La libraia del Cairo: una storia di coraggio dall’Egitto

L’8 marzo 2002 al Cairo, in Egitto, si aprono per la prima volta le porte di Diwan.
Nata dalle menti di 3 donne, Nihal, Hind e Nadia, l’autrice del libro, Diwan è la prima libreria e moderna e fieramente indipendente dell’Egitto. Il sogno delle fondatrici è quello di promuovere la lettura in un paese dove finora la cultura ha faticato a emergere a causa di divisioni politiche e i libri sono considerati un lusso per via della crisi economica.

Vendere libri al Cairo

Il mondo in cui Nadia e le sue socie si dovranno a districare è estremamente complesso; l’Egitto moderno è un ecosistema composto da un coro variegato di voci, ognuna potente e caratteristica, e non sempre sarà facile trovare un posto per quella di Diwan, ma tutto sommato “La libraia del Cairo” è la storia di un progetto che diventa un successo: Diwan infine è divenuta una famosa catena di librerie, simbolo della cultura e della letteratura egiziane odierne.

Gli aspetti che deve considerare una libraia al Cairo sono apparentemente infiniti: il divario di sensibilità tra musulmani e copti, la diversità di istruzione e possibilità economica delle varie fasce di popolazione, le lingue che il pubblico conosce (non tutti sanno leggere l’arabo classico, ma i libri in dialetto egiziano vengono pubblicati in misura minore).
E ancora ci saranno scontri con la censura, con il fanatismo religioso e con imbroglioni piccoli e grandi; quella di Nadia Wassef è stata un’impresa affatto facile, e la sua biografia si legge quasi come un romanzo d’avventura.

Lo stile narrativo

Il libro è diviso in capitoli nominati come una sezione di Diwan: in ciascuno di essi ci vengono raccontati aneddoti sulla storia della libreria Diwan a cui l’autrice abbina storie biografiche e considerazioni personali, il tutto legato assieme dal minimo comun denominatore esplicato nel titolo: così nel capitolo “Cucina” ci vengono spiegate le tradizioni culinarie egiziane e nordafricane così come il rapporto della Wassef con la cucina e il ruolo che il cibo ha avuto nella storia della sua famiglia.
L’insieme finale è un affresco ricco, di ampio respiro e intimo al contempo che cattura l’attenzione del lettore.
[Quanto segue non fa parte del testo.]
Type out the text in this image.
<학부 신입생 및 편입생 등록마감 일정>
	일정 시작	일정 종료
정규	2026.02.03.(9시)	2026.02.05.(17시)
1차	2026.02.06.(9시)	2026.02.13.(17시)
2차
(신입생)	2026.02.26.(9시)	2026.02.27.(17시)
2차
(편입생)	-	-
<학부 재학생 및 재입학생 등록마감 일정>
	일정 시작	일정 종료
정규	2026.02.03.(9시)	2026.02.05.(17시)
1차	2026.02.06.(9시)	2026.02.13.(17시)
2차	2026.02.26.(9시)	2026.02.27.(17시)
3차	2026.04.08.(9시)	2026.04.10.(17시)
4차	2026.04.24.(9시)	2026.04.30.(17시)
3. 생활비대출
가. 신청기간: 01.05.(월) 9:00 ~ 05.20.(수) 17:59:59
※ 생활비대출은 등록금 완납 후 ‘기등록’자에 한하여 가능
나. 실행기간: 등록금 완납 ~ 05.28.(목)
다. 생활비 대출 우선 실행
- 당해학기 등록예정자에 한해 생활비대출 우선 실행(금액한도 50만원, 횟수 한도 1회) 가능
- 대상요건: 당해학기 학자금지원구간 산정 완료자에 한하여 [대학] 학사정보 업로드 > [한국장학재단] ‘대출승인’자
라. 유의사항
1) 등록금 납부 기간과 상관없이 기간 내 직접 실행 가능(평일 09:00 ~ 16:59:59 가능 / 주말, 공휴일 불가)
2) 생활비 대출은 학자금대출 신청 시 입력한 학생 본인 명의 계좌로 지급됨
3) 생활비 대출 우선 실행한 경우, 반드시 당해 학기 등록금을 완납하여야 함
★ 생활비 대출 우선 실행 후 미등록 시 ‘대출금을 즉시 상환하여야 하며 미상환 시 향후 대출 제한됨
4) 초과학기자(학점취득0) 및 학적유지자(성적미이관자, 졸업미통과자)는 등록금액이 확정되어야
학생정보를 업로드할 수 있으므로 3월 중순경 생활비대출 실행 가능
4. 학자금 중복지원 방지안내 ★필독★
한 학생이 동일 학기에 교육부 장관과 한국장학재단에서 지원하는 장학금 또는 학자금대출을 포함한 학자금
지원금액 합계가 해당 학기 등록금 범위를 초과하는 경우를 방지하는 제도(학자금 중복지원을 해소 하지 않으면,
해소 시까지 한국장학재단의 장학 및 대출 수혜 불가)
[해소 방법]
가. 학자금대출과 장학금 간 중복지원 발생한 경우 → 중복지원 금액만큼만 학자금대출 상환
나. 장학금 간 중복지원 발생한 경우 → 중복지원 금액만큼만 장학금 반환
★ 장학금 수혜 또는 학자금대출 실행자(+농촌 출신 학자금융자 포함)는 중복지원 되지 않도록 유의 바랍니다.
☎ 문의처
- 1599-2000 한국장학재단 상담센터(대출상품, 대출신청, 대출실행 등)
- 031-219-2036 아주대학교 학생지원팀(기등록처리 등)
La protagonista ha un carattere forte che emerge in ogni pagina: audace nelle considerazioni, ferma nelle sue opinioni, senza peli sulla lingua, forse la voce di Nadia Wassef, che è la forza del suo libro, potrebbe allo stesso tempo rivelarsi il suo maggior difetto. Come tutte le personalità così assertive e decise o la si ama o la si odia, e non è facile amarla, almeno non quanto ci si affezioni alla sua creatura, Diwan.

Ma il cuore di questo libro non è né la Wassef né la libreria Diwan, bensì l’Egitto: la cornice dentro la quale sono ricamate tutte le storie, il dono del Nilo che la voce narrante sente come casa e come nemico assieme, le sue contraddizioni, il suo fascino, la sua storia millenaria in continuo cambiamento permeano di unicità il racconto, che non potrebbe aver preso forma in modo simile in nessun altro luogo al mondo.
Come dice nel libro Faiza, la madre dell’autrice: Masri Mansour, l’Egitto è benedetto, e una scintilla della sua luce ci arriva grazie alle pagine de La libraia del Cairo.